3. Running the Preprocessing Pipeline

Joshua Levy edited this page Jun 26, 2019 · 1 revision

Now we have a samplesheet.csv pheno csv file and a directory of idats.

We can run the preprocessing pipeline by running:

pymethyl-preprocess preprocess_pipeline -i geo_idats/ -p minfi -noob -qc

This preprocesses the IDATs in geo_idats using minfi (-p) option with noob normalization (-noob), and only is storing the RGSet objects once loaded (-qc) (hasn't performed the normalization yet). By disabling the -qc option, it will execute the entire pipeline, but this can be useful for debugging or setting threshold parameters.

To finish the qc/norm process, run:

pymethyl-preprocess preprocess_pipeline -i geo_idats/ -p minfi -noob -u

Which loads the saved QC/RGSet(s) via the -u option.

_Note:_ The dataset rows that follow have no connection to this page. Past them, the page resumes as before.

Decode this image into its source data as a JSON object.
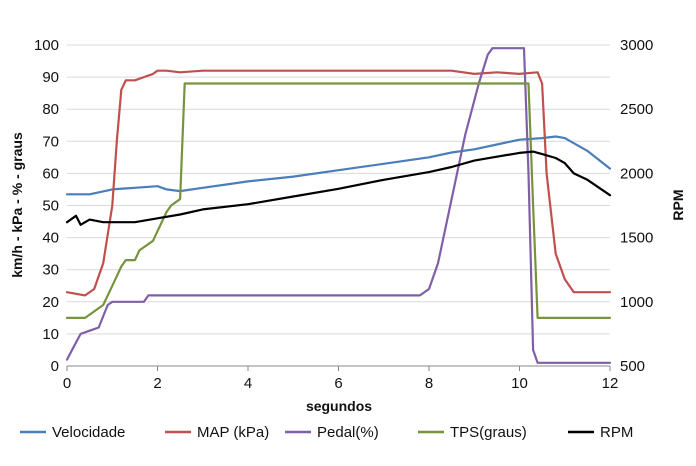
{
  "chart_data": {
    "type": "line",
    "title": "",
    "xlabel": "segundos",
    "ylabel_left": "km/h - kPa - % - graus",
    "ylabel_right": "RPM",
    "xlim": [
      0,
      12
    ],
    "ylim_left": [
      0,
      100
    ],
    "ylim_right": [
      500,
      3000
    ],
    "x_ticks": [
      "0",
      "2",
      "4",
      "6",
      "8",
      "10",
      "12"
    ],
    "y_left_ticks": [
      "0",
      "10",
      "20",
      "30",
      "40",
      "50",
      "60",
      "70",
      "80",
      "90",
      "100"
    ],
    "y_right_ticks": [
      "500",
      "1000",
      "1500",
      "2000",
      "2500",
      "3000"
    ],
    "grid": "horizontal",
    "legend_position": "bottom",
    "series": [
      {
        "name": "Velocidade",
        "axis": "left",
        "color": "#4a7ebb",
        "points": [
          [
            0,
            53.5
          ],
          [
            0.5,
            53.5
          ],
          [
            1,
            55
          ],
          [
            1.5,
            55.5
          ],
          [
            2,
            56
          ],
          [
            2.2,
            55
          ],
          [
            2.5,
            54.5
          ],
          [
            3,
            55.5
          ],
          [
            3.5,
            56.5
          ],
          [
            4,
            57.5
          ],
          [
            5,
            59
          ],
          [
            6,
            61
          ],
          [
            7,
            63
          ],
          [
            8,
            65
          ],
          [
            8.5,
            66.5
          ],
          [
            9,
            67.5
          ],
          [
            9.5,
            69
          ],
          [
            10,
            70.5
          ],
          [
            10.5,
            71
          ],
          [
            10.8,
            71.5
          ],
          [
            11,
            71
          ],
          [
            11.5,
            67
          ],
          [
            12,
            61.5
          ]
        ]
      },
      {
        "name": "MAP (kPa)",
        "axis": "left",
        "color": "#c0504d",
        "points": [
          [
            0,
            23
          ],
          [
            0.4,
            22
          ],
          [
            0.6,
            24
          ],
          [
            0.8,
            32
          ],
          [
            1.0,
            50
          ],
          [
            1.1,
            70
          ],
          [
            1.2,
            86
          ],
          [
            1.3,
            89
          ],
          [
            1.5,
            89
          ],
          [
            1.7,
            90
          ],
          [
            1.9,
            91
          ],
          [
            2.0,
            92
          ],
          [
            2.2,
            92
          ],
          [
            2.5,
            91.5
          ],
          [
            3,
            92
          ],
          [
            4,
            92
          ],
          [
            5,
            92
          ],
          [
            6,
            92
          ],
          [
            7,
            92
          ],
          [
            8,
            92
          ],
          [
            8.5,
            92
          ],
          [
            9,
            91
          ],
          [
            9.5,
            91.5
          ],
          [
            10,
            91
          ],
          [
            10.4,
            91.5
          ],
          [
            10.5,
            88
          ],
          [
            10.6,
            60
          ],
          [
            10.8,
            35
          ],
          [
            11,
            27
          ],
          [
            11.2,
            23
          ],
          [
            11.5,
            23
          ],
          [
            12,
            23
          ]
        ]
      },
      {
        "name": "Pedal(%)",
        "axis": "left",
        "color": "#7f5fa8",
        "points": [
          [
            0,
            2
          ],
          [
            0.15,
            6
          ],
          [
            0.3,
            10
          ],
          [
            0.5,
            11
          ],
          [
            0.7,
            12
          ],
          [
            0.9,
            19
          ],
          [
            1.0,
            20
          ],
          [
            1.5,
            20
          ],
          [
            1.7,
            20
          ],
          [
            1.8,
            22
          ],
          [
            2,
            22
          ],
          [
            3,
            22
          ],
          [
            5,
            22
          ],
          [
            7,
            22
          ],
          [
            7.8,
            22
          ],
          [
            8.0,
            24
          ],
          [
            8.2,
            32
          ],
          [
            8.5,
            52
          ],
          [
            8.8,
            72
          ],
          [
            9.1,
            88
          ],
          [
            9.3,
            97
          ],
          [
            9.4,
            99
          ],
          [
            9.8,
            99
          ],
          [
            10.1,
            99
          ],
          [
            10.2,
            60
          ],
          [
            10.3,
            5
          ],
          [
            10.4,
            1
          ],
          [
            12,
            1
          ]
        ]
      },
      {
        "name": "TPS(graus)",
        "axis": "left",
        "color": "#77933c",
        "points": [
          [
            0,
            15
          ],
          [
            0.4,
            15
          ],
          [
            0.6,
            17
          ],
          [
            0.8,
            19
          ],
          [
            1.0,
            25
          ],
          [
            1.2,
            31
          ],
          [
            1.3,
            33
          ],
          [
            1.5,
            33
          ],
          [
            1.6,
            36
          ],
          [
            1.9,
            39
          ],
          [
            2.0,
            42
          ],
          [
            2.2,
            48
          ],
          [
            2.3,
            50
          ],
          [
            2.4,
            51
          ],
          [
            2.5,
            52
          ],
          [
            2.6,
            88
          ],
          [
            3,
            88
          ],
          [
            5,
            88
          ],
          [
            7,
            88
          ],
          [
            9,
            88
          ],
          [
            10.2,
            88
          ],
          [
            10.3,
            50
          ],
          [
            10.4,
            15
          ],
          [
            12,
            15
          ]
        ]
      },
      {
        "name": "RPM",
        "axis": "right",
        "color": "#000000",
        "points": [
          [
            0,
            1620
          ],
          [
            0.2,
            1670
          ],
          [
            0.3,
            1600
          ],
          [
            0.5,
            1640
          ],
          [
            0.8,
            1620
          ],
          [
            1.5,
            1620
          ],
          [
            2.0,
            1650
          ],
          [
            2.5,
            1680
          ],
          [
            3,
            1720
          ],
          [
            4,
            1760
          ],
          [
            5,
            1820
          ],
          [
            6,
            1880
          ],
          [
            7,
            1950
          ],
          [
            8,
            2010
          ],
          [
            8.5,
            2050
          ],
          [
            9,
            2100
          ],
          [
            9.5,
            2130
          ],
          [
            10,
            2160
          ],
          [
            10.3,
            2170
          ],
          [
            10.5,
            2150
          ],
          [
            10.8,
            2120
          ],
          [
            11,
            2080
          ],
          [
            11.2,
            2000
          ],
          [
            11.5,
            1950
          ],
          [
            12,
            1830
          ]
        ]
      }
    ]
  }
}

The preprocessing pipeline comes with other options to remove or fill with NA values CpG or samples that fail some detection p-value and bead number thresholds. Using the meffil or enmix options (see docs) allows you to specify multiple cores to preprocess the data. Minfi does not offer this, but as a workaround, you can split up the pheno csv file into batches (will be added as future feature) and use the:

pymethyl-preprocess split_preprocess_input_by_subtype -h # similar to a groupby statement
pymethyl-preprocess batch_deploy_preprocess -h # runs the preprocessing command for each new pheno csv from the above step
pymethyl-preprocess combine_methylation_arrays -h # combines and merges the resulting objects

Commands to preprocess batches of these IDATs in parallel. See the help documentation for more detail.